Vengo interpellato spesso per dare suggerimenti, consigli su come provvedere alla formazione e altrettanto spesso vedo che il giovane, ancora acerbo in caseificio, decida di imparare a fare il formaggio partecipando solo a stage o frequentando, per un periodo del tutto variabile, un caseificio o più caseifici.

Questo è un metodo per vedere come si fa un formaggio, assistere alle varie fasi, dalla pastorizzazione eventuale, fino alla sempre eventuale stufatura. Queste esperienze, fatte anche con casari di lunga professione, possono portare a realizzare i formaggi più volte provati durante lo stage, ma poi, nel proprio laboratorio quali saranno i risultati?

Imparare a fare il formaggio non è arte semplice, significa in primo luogo possedere la conoscenza della materia prima, quella che si deve lavorare, non quella che si è visto lavorare, e soprattutto è necessario conoscere ciò che avviene durante la trasformazione per poter anche modificare le fasi, in ogni momento, allo scopo di ottenere un buon formaggio.

Mi è capitato spesso d’incontrare giovani “casari” che per imparare a fare un certo tipo di formaggio si sono rivolti ad altri casari, i quali si sono limitati a insegnare loro la messa in pratica di una “ricetta” casearia.

Sono capaci tutti di assolvere un compito, se schematizzato da una procedura magari semplice, ma non tutti sono capaci di comprendere ciò che avviene durante la trasformazione del latte in formaggio e di risolvere anche le problematiche connesse.

Una giovane mi dice di aver imparato a fare il determinato formaggio da un bravissimo casaro che «però sa» mi dice «non mi ha svelato i suoi segreti».

Segreti quindi, quelli di Pulcinella, come si vuol dire.

E così, per molti giovani e anche non giovani, imparare significa guardare. Ma dietro la trasformazione casearia c’è ben altro, la conoscenza che non si può limitare alla tecnica perché la messa in pratica di una tecnica dev’essere la conseguenza del sapere, che sta a monte di tutto, soprattutto in caseificazione dove si lavora una materia prima difficile, complicatissima, sempre diversa.

Una buona conoscenza del latte, delle sue caratteristiche chimiche, fisiche, batteriologiche, e naturalmente delle varie implicazioni che tali caratteristiche portano nel prodotto da lavorare, porta il casaro a comprendere gli aspetti più nascosti della trasformazione e al conseguente comportamento. Il casaro deve poter comprendere gli errori o evitarli, deve correggere le anomalie.

Mai, casari inconsapevoli, riusciranno a capire i difetti dei formaggi e tanto meno ad evitare che si presentino. La ripetizione della ricetta appresa, magari visualizzata molte volte, non è la soluzione e non insegna nulla, se non a mettere in pratica schemi tecnologici che non servono a completare la preparazione del casaro.

In primis quindi una profonda preparazione scientifica, teorica e tecnologica, consente al giovane di affrontare al meglio lo stage o l’esperienza in azienda, consapevole che ciò che osserva è il frutto o la conseguenza di comportamenti chimici e microbiologici che avvengono, sempre motivati, innescati dalle azioni del casaro che utilizzando tecniche, macchinari, coadiuvanti, riesce a guidare il latte a diventare formaggio.
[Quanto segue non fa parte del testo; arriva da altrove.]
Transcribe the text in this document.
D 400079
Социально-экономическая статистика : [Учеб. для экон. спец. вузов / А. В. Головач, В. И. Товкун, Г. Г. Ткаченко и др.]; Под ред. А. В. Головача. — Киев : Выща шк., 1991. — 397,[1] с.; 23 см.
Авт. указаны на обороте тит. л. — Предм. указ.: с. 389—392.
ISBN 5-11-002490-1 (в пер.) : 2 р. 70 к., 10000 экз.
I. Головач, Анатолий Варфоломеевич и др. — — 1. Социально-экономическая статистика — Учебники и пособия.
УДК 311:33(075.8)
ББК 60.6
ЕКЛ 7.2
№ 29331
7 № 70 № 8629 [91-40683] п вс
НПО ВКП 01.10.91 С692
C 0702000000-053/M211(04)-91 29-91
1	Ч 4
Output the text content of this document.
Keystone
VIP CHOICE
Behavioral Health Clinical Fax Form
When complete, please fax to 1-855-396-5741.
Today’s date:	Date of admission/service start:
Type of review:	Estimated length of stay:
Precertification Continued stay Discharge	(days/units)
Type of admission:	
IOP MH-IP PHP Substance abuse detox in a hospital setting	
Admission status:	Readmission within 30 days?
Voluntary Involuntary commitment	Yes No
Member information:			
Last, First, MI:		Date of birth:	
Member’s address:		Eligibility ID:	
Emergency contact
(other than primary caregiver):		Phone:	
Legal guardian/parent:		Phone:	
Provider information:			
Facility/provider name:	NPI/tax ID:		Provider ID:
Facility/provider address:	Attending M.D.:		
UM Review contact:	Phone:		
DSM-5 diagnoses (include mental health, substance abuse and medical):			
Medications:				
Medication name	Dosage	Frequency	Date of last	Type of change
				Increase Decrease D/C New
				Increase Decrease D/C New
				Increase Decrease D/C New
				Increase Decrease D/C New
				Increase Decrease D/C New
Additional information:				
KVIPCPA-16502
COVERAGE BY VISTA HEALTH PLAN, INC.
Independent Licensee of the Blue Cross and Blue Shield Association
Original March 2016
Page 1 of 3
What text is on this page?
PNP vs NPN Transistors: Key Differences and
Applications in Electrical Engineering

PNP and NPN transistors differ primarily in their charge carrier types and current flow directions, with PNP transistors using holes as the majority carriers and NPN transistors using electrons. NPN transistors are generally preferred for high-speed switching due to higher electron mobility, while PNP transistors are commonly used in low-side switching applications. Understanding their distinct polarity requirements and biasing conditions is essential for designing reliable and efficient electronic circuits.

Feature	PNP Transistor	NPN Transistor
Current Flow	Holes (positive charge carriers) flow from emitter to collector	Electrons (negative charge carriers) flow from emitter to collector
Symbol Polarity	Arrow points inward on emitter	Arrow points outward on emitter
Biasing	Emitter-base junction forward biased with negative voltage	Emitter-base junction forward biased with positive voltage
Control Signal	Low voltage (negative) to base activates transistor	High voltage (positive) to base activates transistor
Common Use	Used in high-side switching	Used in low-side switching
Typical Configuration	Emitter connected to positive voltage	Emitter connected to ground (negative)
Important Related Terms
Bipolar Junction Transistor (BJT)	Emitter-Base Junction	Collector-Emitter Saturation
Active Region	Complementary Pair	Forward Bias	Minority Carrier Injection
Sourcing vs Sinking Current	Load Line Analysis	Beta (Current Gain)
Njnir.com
Il giovane non può guidare, senza la conoscenza dei cartelli stradali metterebbe in pericolo sé stesso e gli altri.

Il casaro deve seguire questa banalissima logica, imparare per fare, imparare per non commettere errori o meglio imparare per risolvere a monte gli errori che nell’arte casearia possono essere evitati.

Il buono e serio professionista, perché questo dev’essere il casaro, si costruisce con la preparazione teorica e pratica, che gli consentirà di fare il suo buon formaggio.